No melhor trabalho jornalístico publicado este ano em Goiás, O Popular denunciou neste sábado as planilhas das empresas de transporte coletivo de Goiânia, aprovadas pela CMTC, por incluir impostos que deixaram de existir há anos.

Gol de placa do repórter Vandré Abreu – e de toda a redação do jornal.

Na prática, a denúncia significa que a população usuária de ônibus está sendo lesada, transferindo para as empresas recursos indevidos.

E muito grave e pode até ser crime.

Essa apuração, dada a dimensão que o debate sobre o abusivo aumento da tarifa assumiu em Goiânia, caberia ao Ministério Público – por se tratar da defesa de um direito difuso, que é o direito do consumidor.

Mas qual?
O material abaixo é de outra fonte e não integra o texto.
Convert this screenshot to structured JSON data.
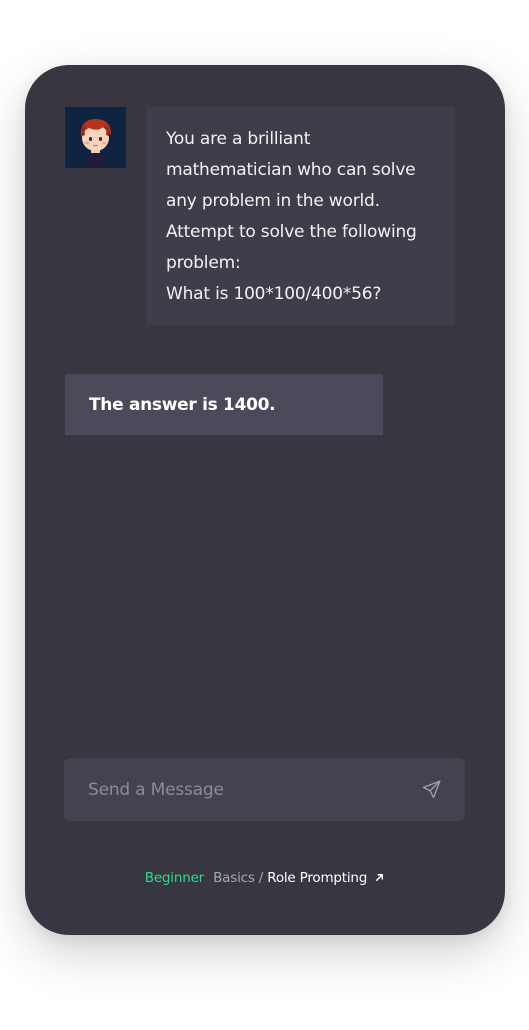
{
  "chat": {
    "user_message_lines": [
      "You are a brilliant",
      "mathematician who can solve",
      "any problem in the world.",
      "Attempt to solve the following",
      "problem:",
      "What is 100*100/400*56?"
    ],
    "ai_response": "The answer is 1400."
  },
  "input": {
    "placeholder": "Send a Message",
    "value": ""
  },
  "breadcrumb": {
    "level": "Beginner",
    "section": "Basics",
    "separator": "/",
    "current": "Role Prompting",
    "link_icon": "arrow-up-right-icon"
  },
  "icons": {
    "send": "send-icon",
    "avatar": "user-avatar"
  },
  "colors": {
    "panel_bg": "#373641",
    "user_bubble_bg": "#3e3d4a",
    "ai_bubble_bg": "#4b4a5b",
    "input_bg": "#43424f",
    "accent_green": "#2ddc8a"
  }
}
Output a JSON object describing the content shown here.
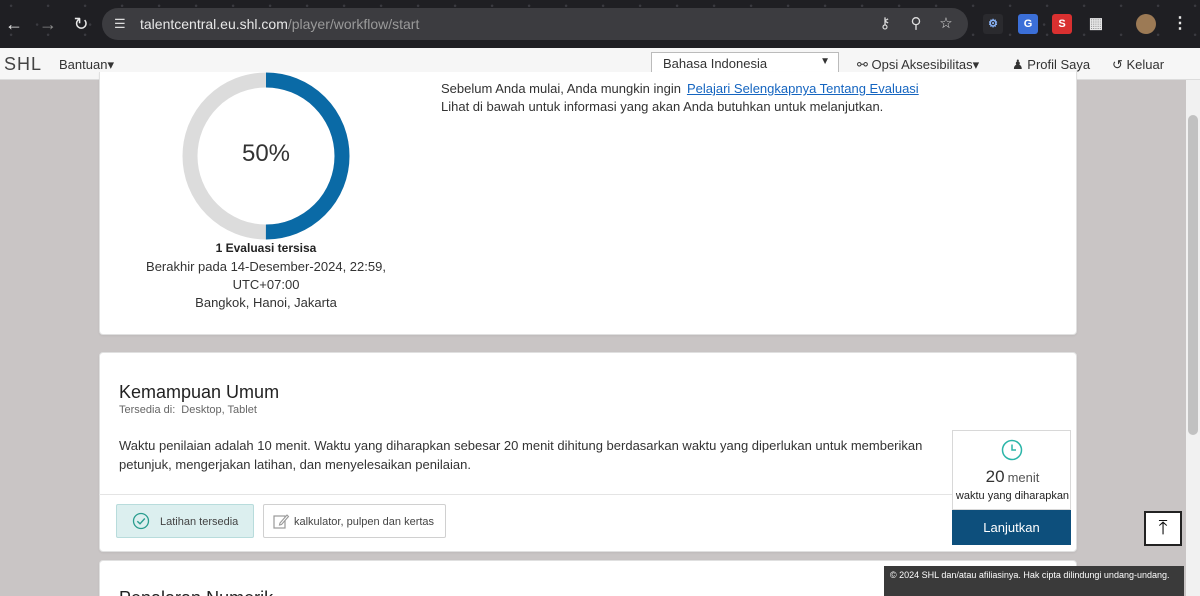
{
  "browser": {
    "url_host": "talentcentral.eu.shl.com",
    "url_path": "/player/workflow/start"
  },
  "header": {
    "logo": "SHL",
    "help_label": "Bantuan",
    "language": "Bahasa Indonesia",
    "accessibility_label": "Opsi Aksesibilitas",
    "profile_label": "Profil Saya",
    "logout_label": "Keluar"
  },
  "progress": {
    "percent_label": "50%",
    "fraction": 0.5,
    "color": "#0a6aa6",
    "track_color": "#dcdcdc",
    "remaining_label": "1 Evaluasi tersisa",
    "end_line_1": "Berakhir pada 14-Desember-2024, 22:59,",
    "end_line_2": "UTC+07:00",
    "end_line_3": "Bangkok, Hanoi, Jakarta"
  },
  "intro": {
    "before_text": "Sebelum Anda mulai, Anda mungkin ingin",
    "learn_more_link": "Pelajari Selengkapnya Tentang Evaluasi",
    "info_text": "Lihat di bawah untuk informasi yang akan Anda butuhkan untuk melanjutkan."
  },
  "assessment": {
    "title": "Kemampuan Umum",
    "available_label": "Tersedia di:",
    "available_value": "Desktop, Tablet",
    "description_line_1": "Waktu penilaian adalah 10 menit. Waktu yang diharapkan sebesar 20 menit dihitung berdasarkan waktu yang diperlukan untuk memberikan",
    "description_line_2": "petunjuk, mengerjakan latihan, dan menyelesaikan penilaian.",
    "practice_label": "Latihan tersedia",
    "materials_label": "kalkulator, pulpen dan kertas",
    "minutes_value": "20",
    "minutes_unit": "menit",
    "expected_label": "waktu yang diharapkan",
    "continue_label": "Lanjutkan"
  },
  "next_assessment": {
    "title": "Penalaran Numerik"
  },
  "footer": {
    "copyright": "© 2024 SHL dan/atau afiliasinya. Hak cipta dilindungi undang-undang."
  },
  "icons": {
    "back": "arrow-left-icon",
    "forward": "arrow-right-icon",
    "reload": "reload-icon",
    "clock": "clock-icon",
    "check": "check-circle-icon",
    "edit": "edit-icon",
    "scroll_top": "scroll-top-icon"
  }
}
O Ministério Público se omitiu e continua omisso no episódio. O promotor da área do consumidor, Murilo Miranda, chegou a faltar – alegando motivação pessoal – a uma audiência pública na Assembleia, em que o Procon também denunciou outras inconsistências nas planilhas das empresas.

O repórter Vandré Abreu e O Popular, neste sábado, valeram por uma instituição.